A patent application is a set of documents an inventor files with the patent office in the hopes of obtaining a patent. There are "provisional" patent applications" and "non-provisional" patent applications. It would be slightly less accurate, but probably also slightly clearer, to refer to a provisional patent application as an "informal" patent application and a non-provisional patent application as a "formal" patent application instead.
Filing a provisional application is a relatively inexpensive mechanism for an applicant to document their invention with their patent office, thereby "calling dibs" on their invention as of the date the provisional application is filed. The applicant then has one year to decide whether or not to formally pursue patent protection for their idea. If they decide they do not want to move forward, they do nothing and one year after filing, the provisional application expires and is never heard from again. If they decide they do want to move forward, they can file a non-provisional patent application that, if done right, can "claim priority" back to the filing date of the provisional application.
2) can a "non-provisional application" holder stop sales of a similar product?
No, a patent applicant does not yet have an issued patent and thus has no right to exclude anybody from doing anything.
Once a patent issues from an application, the patent applicant becomes the patentee and theoretically has the right to exclude others from making, using, selling, and/or importing into the United States, infringing products. (There's a whole separate topic on the distinction between a "similar" product and an "infringing" product.) (I say theoretically because a patent owner is not always entitled to an injunction, which would "stop sales" of an infringing product - but that is also better suited for a separate topic).
3) how do we know that a particular product can not be sold due to patent registration?
Sell the product. If no one sues you, you're fine.
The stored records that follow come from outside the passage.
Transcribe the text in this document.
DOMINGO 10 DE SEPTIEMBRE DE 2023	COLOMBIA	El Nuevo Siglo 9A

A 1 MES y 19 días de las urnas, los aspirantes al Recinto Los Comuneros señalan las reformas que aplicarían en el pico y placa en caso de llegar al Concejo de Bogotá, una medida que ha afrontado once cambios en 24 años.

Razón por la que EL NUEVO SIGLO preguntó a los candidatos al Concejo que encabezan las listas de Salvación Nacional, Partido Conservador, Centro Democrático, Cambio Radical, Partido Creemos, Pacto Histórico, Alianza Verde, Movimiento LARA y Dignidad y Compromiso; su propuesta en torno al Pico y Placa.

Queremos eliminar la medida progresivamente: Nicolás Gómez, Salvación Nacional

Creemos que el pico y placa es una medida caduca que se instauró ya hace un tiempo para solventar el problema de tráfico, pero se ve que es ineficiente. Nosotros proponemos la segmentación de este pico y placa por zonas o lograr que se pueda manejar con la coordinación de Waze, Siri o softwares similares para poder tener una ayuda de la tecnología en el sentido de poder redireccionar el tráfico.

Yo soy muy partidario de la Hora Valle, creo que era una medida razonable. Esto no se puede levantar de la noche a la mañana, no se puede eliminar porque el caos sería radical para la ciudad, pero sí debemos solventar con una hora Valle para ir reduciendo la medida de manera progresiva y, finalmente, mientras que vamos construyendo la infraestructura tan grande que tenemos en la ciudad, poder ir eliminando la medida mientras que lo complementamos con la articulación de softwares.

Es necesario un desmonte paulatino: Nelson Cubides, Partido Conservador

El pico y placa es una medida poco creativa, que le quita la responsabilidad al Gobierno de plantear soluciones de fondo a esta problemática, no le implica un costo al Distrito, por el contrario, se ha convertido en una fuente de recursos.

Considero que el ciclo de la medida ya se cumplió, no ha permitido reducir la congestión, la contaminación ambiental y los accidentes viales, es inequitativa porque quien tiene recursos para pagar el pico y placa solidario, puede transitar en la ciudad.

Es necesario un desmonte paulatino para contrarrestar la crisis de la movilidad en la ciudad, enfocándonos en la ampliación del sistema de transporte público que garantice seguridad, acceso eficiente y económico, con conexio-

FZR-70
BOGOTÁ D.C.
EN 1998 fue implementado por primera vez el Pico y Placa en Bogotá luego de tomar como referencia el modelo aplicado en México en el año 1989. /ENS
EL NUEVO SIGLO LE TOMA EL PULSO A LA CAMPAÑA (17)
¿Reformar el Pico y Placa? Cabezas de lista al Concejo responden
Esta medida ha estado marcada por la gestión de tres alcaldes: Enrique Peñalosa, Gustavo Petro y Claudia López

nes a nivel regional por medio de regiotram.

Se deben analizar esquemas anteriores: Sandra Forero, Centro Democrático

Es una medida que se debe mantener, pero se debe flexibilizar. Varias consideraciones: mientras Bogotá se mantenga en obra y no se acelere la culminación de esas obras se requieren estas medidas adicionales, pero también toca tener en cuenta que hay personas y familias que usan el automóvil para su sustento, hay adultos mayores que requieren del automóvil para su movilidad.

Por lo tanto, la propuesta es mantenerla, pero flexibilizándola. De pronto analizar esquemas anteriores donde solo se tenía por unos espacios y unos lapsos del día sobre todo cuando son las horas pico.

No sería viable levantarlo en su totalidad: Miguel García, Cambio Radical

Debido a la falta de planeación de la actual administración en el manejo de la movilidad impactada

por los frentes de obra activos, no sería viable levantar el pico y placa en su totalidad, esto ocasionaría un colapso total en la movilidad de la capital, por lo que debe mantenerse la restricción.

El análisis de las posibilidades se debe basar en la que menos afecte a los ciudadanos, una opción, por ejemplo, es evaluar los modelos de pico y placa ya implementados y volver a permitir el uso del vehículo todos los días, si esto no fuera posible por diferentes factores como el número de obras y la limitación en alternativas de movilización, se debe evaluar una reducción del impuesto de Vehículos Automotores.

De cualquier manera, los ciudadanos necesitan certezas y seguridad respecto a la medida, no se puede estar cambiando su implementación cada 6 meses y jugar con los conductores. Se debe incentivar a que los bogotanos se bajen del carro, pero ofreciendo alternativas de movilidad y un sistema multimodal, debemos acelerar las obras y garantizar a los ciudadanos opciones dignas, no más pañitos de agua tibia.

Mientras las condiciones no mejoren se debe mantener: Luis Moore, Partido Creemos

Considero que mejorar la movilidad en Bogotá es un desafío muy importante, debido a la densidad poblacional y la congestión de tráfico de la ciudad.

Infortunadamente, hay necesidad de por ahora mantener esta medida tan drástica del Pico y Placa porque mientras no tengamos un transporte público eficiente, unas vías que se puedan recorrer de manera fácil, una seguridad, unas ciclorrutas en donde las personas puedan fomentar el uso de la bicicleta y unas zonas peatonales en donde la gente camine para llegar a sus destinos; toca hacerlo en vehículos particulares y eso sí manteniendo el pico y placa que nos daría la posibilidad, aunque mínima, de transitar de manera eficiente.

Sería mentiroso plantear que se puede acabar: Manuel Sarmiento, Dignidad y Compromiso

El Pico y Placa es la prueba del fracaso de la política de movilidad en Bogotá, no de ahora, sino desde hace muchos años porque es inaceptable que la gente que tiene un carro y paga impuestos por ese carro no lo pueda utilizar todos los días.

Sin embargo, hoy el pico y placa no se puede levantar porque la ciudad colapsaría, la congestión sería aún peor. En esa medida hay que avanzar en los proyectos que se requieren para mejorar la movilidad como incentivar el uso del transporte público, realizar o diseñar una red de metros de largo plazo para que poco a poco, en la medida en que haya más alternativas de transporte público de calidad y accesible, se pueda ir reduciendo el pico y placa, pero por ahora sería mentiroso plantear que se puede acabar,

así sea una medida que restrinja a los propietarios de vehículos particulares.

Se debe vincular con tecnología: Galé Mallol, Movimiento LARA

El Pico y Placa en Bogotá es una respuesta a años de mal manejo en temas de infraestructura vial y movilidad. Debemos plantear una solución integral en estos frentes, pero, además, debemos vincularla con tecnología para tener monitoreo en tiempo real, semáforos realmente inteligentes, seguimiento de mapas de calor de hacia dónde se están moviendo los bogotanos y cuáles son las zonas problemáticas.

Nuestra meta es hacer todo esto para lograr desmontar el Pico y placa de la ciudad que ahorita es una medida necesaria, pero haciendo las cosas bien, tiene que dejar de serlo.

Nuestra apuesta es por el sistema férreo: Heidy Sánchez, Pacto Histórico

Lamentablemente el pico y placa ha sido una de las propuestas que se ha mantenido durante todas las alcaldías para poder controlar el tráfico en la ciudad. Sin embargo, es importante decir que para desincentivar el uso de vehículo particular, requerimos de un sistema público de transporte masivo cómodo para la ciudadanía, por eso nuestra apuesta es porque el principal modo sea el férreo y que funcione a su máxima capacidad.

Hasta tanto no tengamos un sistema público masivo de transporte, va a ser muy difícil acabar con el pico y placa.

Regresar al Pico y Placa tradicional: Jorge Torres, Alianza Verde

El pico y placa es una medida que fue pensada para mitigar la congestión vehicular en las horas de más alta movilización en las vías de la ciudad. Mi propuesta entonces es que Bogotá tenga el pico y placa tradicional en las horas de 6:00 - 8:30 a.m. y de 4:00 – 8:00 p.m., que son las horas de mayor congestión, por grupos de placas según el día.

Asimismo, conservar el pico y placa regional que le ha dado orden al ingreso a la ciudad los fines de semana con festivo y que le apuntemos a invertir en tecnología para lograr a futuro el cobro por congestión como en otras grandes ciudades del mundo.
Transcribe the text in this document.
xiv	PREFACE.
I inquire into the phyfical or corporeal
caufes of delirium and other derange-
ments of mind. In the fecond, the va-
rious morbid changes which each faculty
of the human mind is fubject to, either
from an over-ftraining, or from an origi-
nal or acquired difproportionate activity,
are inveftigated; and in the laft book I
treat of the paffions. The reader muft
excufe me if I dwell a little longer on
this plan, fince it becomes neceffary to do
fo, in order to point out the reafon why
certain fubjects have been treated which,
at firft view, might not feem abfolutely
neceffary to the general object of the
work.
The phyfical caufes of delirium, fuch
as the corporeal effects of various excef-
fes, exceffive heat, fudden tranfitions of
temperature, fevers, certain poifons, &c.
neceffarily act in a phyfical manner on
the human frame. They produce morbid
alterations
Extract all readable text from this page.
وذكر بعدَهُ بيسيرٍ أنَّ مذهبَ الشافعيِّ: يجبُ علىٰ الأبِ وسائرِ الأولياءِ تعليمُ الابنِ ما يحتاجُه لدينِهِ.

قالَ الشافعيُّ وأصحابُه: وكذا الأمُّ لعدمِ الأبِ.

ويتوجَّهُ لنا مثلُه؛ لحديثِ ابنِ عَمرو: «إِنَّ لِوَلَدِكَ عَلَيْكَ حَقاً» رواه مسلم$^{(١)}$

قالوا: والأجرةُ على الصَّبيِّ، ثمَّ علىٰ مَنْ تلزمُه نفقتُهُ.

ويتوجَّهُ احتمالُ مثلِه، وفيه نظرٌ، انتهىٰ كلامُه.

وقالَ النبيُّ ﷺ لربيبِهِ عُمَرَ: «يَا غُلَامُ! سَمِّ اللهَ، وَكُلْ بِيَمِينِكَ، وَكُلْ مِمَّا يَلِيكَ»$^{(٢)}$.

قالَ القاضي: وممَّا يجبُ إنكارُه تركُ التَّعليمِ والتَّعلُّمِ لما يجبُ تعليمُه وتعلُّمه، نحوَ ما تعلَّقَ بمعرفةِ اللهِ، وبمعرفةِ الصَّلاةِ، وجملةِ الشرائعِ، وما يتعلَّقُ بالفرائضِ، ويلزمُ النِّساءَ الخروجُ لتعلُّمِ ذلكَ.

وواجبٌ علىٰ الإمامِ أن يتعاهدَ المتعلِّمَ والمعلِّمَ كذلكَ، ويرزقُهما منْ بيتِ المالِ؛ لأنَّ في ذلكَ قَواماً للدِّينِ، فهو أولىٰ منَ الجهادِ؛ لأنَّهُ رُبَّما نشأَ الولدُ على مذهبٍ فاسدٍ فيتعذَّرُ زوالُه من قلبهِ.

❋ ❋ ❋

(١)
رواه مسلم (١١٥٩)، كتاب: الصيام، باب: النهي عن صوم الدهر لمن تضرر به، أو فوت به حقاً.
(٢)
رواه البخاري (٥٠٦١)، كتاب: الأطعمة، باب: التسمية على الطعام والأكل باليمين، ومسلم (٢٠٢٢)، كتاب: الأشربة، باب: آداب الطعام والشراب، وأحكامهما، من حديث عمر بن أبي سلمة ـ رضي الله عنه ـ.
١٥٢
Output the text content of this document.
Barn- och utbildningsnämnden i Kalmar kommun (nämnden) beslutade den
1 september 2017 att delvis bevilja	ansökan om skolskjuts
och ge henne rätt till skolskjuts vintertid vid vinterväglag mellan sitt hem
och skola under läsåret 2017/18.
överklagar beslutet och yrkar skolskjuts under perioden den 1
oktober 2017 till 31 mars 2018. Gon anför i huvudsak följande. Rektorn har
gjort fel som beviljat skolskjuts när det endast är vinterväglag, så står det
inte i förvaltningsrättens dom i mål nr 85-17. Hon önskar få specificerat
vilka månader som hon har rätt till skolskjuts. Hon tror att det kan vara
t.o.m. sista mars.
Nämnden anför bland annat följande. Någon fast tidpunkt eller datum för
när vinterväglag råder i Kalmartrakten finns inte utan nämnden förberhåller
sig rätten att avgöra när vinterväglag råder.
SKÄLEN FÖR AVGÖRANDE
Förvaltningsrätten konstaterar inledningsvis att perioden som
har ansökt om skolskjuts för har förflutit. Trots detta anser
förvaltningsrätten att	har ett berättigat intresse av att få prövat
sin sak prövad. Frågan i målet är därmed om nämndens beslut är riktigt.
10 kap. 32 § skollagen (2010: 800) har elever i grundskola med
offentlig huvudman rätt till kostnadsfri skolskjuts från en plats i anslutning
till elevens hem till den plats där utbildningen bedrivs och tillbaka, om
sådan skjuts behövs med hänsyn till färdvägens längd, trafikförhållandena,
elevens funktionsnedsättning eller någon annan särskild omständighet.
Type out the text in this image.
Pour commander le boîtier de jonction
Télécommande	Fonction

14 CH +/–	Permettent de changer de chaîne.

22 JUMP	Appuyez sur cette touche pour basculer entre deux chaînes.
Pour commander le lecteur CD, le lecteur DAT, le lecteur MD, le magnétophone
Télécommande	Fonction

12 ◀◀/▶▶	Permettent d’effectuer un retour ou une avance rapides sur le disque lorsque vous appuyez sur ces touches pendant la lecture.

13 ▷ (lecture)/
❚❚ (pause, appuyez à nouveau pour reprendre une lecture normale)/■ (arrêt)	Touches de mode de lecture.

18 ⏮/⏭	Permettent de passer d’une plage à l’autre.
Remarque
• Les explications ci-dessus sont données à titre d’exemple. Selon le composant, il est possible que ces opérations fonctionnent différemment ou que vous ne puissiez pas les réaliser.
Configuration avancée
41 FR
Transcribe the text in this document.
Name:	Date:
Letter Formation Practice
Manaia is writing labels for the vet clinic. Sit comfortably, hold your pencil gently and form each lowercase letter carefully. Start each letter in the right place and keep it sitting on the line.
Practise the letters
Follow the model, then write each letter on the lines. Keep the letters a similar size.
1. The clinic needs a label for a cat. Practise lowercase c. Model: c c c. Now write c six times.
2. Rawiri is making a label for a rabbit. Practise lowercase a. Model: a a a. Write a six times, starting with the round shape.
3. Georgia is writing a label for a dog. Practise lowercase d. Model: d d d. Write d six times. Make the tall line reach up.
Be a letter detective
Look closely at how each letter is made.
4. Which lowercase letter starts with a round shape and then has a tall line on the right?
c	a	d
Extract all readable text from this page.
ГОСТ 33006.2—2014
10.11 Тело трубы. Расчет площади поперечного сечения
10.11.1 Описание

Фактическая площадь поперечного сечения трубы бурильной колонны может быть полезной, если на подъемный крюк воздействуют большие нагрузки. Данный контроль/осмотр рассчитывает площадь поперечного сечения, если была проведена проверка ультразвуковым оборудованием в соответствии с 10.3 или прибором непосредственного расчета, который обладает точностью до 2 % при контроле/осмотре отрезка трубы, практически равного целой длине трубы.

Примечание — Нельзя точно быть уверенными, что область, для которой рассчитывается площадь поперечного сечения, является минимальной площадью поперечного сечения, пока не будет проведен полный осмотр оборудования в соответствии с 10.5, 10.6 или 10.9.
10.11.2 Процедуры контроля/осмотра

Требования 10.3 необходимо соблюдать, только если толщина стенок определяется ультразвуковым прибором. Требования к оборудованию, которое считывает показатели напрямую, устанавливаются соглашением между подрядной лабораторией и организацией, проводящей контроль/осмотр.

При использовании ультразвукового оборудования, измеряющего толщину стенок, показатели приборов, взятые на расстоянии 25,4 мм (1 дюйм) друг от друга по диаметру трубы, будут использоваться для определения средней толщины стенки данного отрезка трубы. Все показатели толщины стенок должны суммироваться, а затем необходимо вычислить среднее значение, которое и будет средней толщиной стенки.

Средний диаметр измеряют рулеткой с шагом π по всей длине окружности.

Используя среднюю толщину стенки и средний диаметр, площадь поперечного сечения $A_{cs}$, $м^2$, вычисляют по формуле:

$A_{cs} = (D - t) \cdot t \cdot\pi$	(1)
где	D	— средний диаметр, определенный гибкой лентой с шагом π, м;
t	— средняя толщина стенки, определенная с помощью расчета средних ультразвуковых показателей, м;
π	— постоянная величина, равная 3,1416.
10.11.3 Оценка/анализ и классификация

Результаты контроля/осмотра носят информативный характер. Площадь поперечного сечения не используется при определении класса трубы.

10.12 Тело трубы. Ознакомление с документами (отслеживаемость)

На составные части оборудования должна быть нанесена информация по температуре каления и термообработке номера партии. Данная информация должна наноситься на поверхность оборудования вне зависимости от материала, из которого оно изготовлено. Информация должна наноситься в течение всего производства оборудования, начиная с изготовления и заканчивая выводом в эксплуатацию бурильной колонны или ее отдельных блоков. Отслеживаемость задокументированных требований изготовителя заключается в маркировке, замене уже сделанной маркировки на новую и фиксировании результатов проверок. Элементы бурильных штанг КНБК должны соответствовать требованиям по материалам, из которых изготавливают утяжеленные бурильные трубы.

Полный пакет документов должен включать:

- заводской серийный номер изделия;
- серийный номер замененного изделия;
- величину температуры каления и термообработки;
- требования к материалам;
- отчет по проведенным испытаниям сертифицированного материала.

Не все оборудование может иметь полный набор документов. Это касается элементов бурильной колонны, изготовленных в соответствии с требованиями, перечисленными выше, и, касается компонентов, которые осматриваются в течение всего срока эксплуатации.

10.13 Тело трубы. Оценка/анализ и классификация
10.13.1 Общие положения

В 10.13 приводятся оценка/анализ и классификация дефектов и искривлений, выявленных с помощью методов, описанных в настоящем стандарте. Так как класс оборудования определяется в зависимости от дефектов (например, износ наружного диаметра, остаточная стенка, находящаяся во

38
Although that sounds sarcastic, unfortunately it's closer to the truth than not. If you're contemplating selling a product and you're worried about patents in general or a patent in particular, you can obtain an "opinion of counsel" letter from an attorney that, hopefully, gives you a good faith basis for believing your product does not infringe the claims of a valid patent. The letter won't stop you from being sued or, if your product is found to be infringing, being liable for damages, but it should help prevent you from being penalized for "willful" patent infringement.